Large language models don't live in that world.
A single score assumes that "good" means the same thing to everyone. That there is one task, one definition of success, one axis of improvement. But LLMs are not tools with a fixed purpose—they are general cognitive surfaces that adapt to how they're used.
The hidden variable in every benchmark is the user.
Prompt style matters. Tolerance for verbosity matters. Creativity versus precision matters. Risk tolerance matters. Whether you want one-shot brilliance or iterative collaboration matters.
Two people can run the same benchmark and walk away preferring different models—not because one is wrong, but because they are optimizing for different things. Benchmarks treat this variation as noise. In reality, it's signal.
When we average scores across tasks, we aren't just averaging performance. We're averaging values.
That averaging hides the most important truth: there is no single "best" model in a system whose behavior is contextual, trajectory-dependent, and shaped by interaction.
A leaderboard doesn't tell you which model thinks best. It tells you which model most closely matches the benchmark author's idea of "good."
And once systems become analog-like—sensitive to context, history, and sampling—insisting on a single score stops being scientific rigor and starts being category error.
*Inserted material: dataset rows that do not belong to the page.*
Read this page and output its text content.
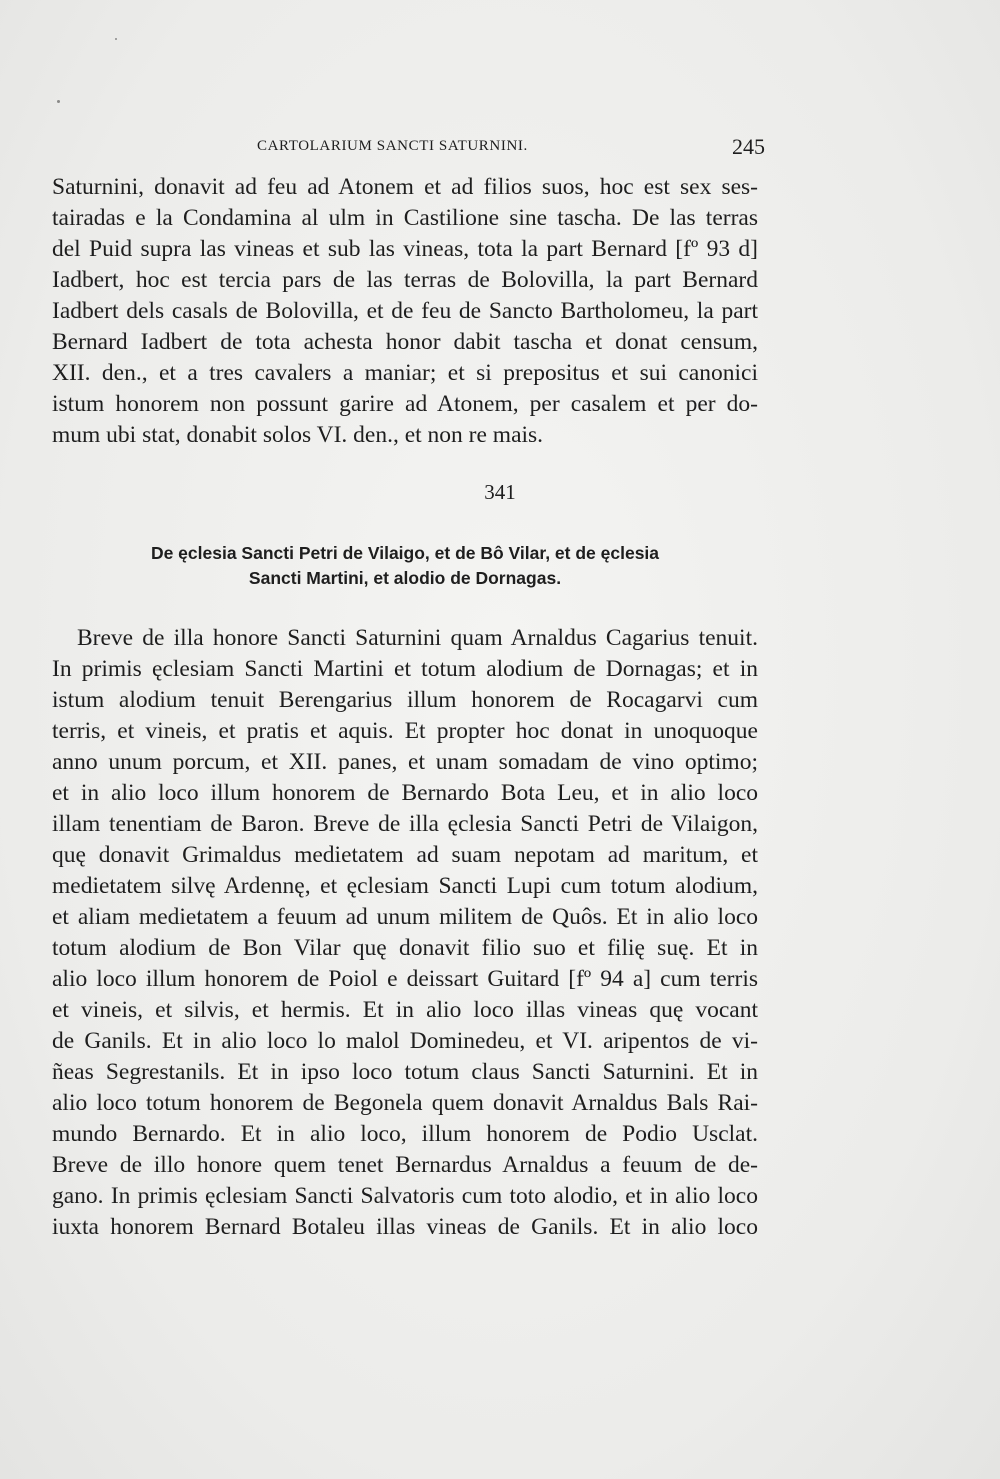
CARTOLARIUM SANCTI SATURNINI.	245
Saturnini, donavit ad feu ad Atonem et ad filios suos, hoc est sex ses-
tairadas e la Condamina al ulm in Castilione sine tascha. De las terras
del Puid supra las vineas et sub las vineas, tota la part Bernard [fº 93 d]
Iadbert, hoc est tercia pars de las terras de Bolovilla, la part Bernard
Iadbert dels casals de Bolovilla, et de feu de Sancto Bartholomeu, la part
Bernard Iadbert de tota achesta honor dabit tascha et donat censum,
XII. den., et a tres cavalers a maniar; et si prepositus et sui canonici
istum honorem non possunt garire ad Atonem, per casalem et per do-
mum ubi stat, donabit solos VI. den., et non re mais.
341
De ęclesia Sancti Petri de Vilaigo, et de Bô Vilar, et de ęclesia
Sancti Martini, et alodio de Dornagas.
Breve de illa honore Sancti Saturnini quam Arnaldus Cagarius tenuit.
In primis ęclesiam Sancti Martini et totum alodium de Dornagas; et in
istum alodium tenuit Berengarius illum honorem de Rocagarvi cum
terris, et vineis, et pratis et aquis. Et propter hoc donat in unoquoque
anno unum porcum, et XII. panes, et unam somadam de vino optimo;
et in alio loco illum honorem de Bernardo Bota Leu, et in alio loco
illam tenentiam de Baron. Breve de illa ęclesia Sancti Petri de Vilaigon,
quę donavit Grimaldus medietatem ad suam nepotam ad maritum, et
medietatem silvę Ardennę, et ęclesiam Sancti Lupi cum totum alodium,
et aliam medietatem a feuum ad unum militem de Quôs. Et in alio loco
totum alodium de Bon Vilar quę donavit filio suo et filię suę. Et in
alio loco illum honorem de Poiol e deissart Guitard [fº 94 a] cum terris
et vineis, et silvis, et hermis. Et in alio loco illas vineas quę vocant
de Ganils. Et in alio loco lo malol Dominedeu, et VI. aripentos de vi-
ñeas Segrestanils. Et in ipso loco totum claus Sancti Saturnini. Et in
alio loco totum honorem de Begonela quem donavit Arnaldus Bals Rai-
mundo Bernardo. Et in alio loco, illum honorem de Podio Usclat.
Breve de illo honore quem tenet Bernardus Arnaldus a feuum de de-
gano. In primis ęclesiam Sancti Salvatoris cum toto alodio, et in alio loco
iuxta honorem Bernard Botaleu illas vineas de Ganils. Et in alio loco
Constraint‑First Evaluation (A Field Note)
When I evaluate models locally, I don't start with leaderboards.
I start with constraints.
I have a single RTX 3090. Finite VRAM. Finite context length. Finite patience for latency. Real tooling requirements: structured output, long conversations, reliable function calls.
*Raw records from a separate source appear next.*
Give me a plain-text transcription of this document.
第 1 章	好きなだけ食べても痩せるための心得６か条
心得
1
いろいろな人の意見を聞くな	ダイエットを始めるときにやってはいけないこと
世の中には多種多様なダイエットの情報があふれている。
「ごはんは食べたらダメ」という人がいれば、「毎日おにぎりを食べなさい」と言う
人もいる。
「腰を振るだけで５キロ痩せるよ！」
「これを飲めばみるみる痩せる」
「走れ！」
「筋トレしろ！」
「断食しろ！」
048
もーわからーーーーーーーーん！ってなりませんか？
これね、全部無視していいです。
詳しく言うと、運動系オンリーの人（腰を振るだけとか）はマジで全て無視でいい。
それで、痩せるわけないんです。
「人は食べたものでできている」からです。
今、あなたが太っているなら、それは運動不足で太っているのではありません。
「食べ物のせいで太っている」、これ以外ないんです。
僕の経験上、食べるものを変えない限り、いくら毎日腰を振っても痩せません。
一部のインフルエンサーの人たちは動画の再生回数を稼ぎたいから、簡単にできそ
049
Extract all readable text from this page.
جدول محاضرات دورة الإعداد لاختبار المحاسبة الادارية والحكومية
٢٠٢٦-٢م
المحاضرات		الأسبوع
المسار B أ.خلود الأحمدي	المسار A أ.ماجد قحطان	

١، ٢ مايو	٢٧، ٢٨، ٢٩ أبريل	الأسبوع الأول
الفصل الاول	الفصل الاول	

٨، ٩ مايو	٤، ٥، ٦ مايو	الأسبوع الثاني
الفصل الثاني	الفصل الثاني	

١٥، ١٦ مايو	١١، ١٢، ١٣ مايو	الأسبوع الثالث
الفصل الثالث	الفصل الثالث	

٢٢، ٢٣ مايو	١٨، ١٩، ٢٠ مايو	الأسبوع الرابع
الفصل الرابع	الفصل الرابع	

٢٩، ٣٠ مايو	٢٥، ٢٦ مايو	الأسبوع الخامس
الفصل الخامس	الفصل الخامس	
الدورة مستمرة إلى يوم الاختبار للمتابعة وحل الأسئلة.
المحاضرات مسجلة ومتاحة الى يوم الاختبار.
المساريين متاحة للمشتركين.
So the question I'm actually asking isn't "Which model is best?" It's "Which model is optimal under my constraints?"
That distinction matters.
A model that scores higher on a public benchmark but:
- stalls at long context
- degrades under quantization
- breaks tool schemas
- requires prompt babysitting
is not better in practice. It's just better somewhere else.
What I've found—repeatedly—is that the models that work best for me do not line up with published rankings. Not because the benchmarks are wrong, but because they're measuring a different reality. They assume different hardware, different latency tolerances, different objectives.
Constraint‑first evaluation flips the process around.
Instead of asking how close I can get to an abstract notion of "state of the art," I ask which model survives longest inside my actual workflow. Which one stays coherent across turns. Which one respects structure. Which one does useful work without constant correction.
The "best" model, in that frame, isn't universal. It's personal. And it changes as constraints change.
That isn't a failure of evaluation. It's what evaluation looks like once systems stop behaving like machines and start behaving like environments.
Closing: From Color Drift to Cognitive Drift
NTSC failed because analog systems amplify small imperfections.
Digital computing succeeded because it eliminated them.
Large language models sit in between.
They are built on perfectly digital components, yet behave like analog systems once they cross a threshold of scale and density. Small differences propagate. Context reshapes outcomes. Repetition does not guarantee sameness.
"Never Twice the Same Color" explained why this happens.
This essay explains why our measurements haven't caught up.
We keep trying to evaluate modern LLMs with tools designed for deterministic machines—expecting identical outputs, stable rankings, and universal definitions of quality. But intelligence, once it becomes contextual, can't be flattened without losing what makes it useful.
You don't benchmark the weather. You don't score conversations with a ruler. And you don't measure emergent systems by pretending they haven't emerged yet.
The uncomfortable conclusion is also the liberating one:
The question isn't "Which model is best?" It's "Best for whom, under what conditions, and for what kind of thinking?"
That shift doesn't make evaluation impossible. It makes it honest.
And like NTSC taught us decades ago: when the signal gets rich enough, you stop calibrating the receiver and start listening to what it's actually saying.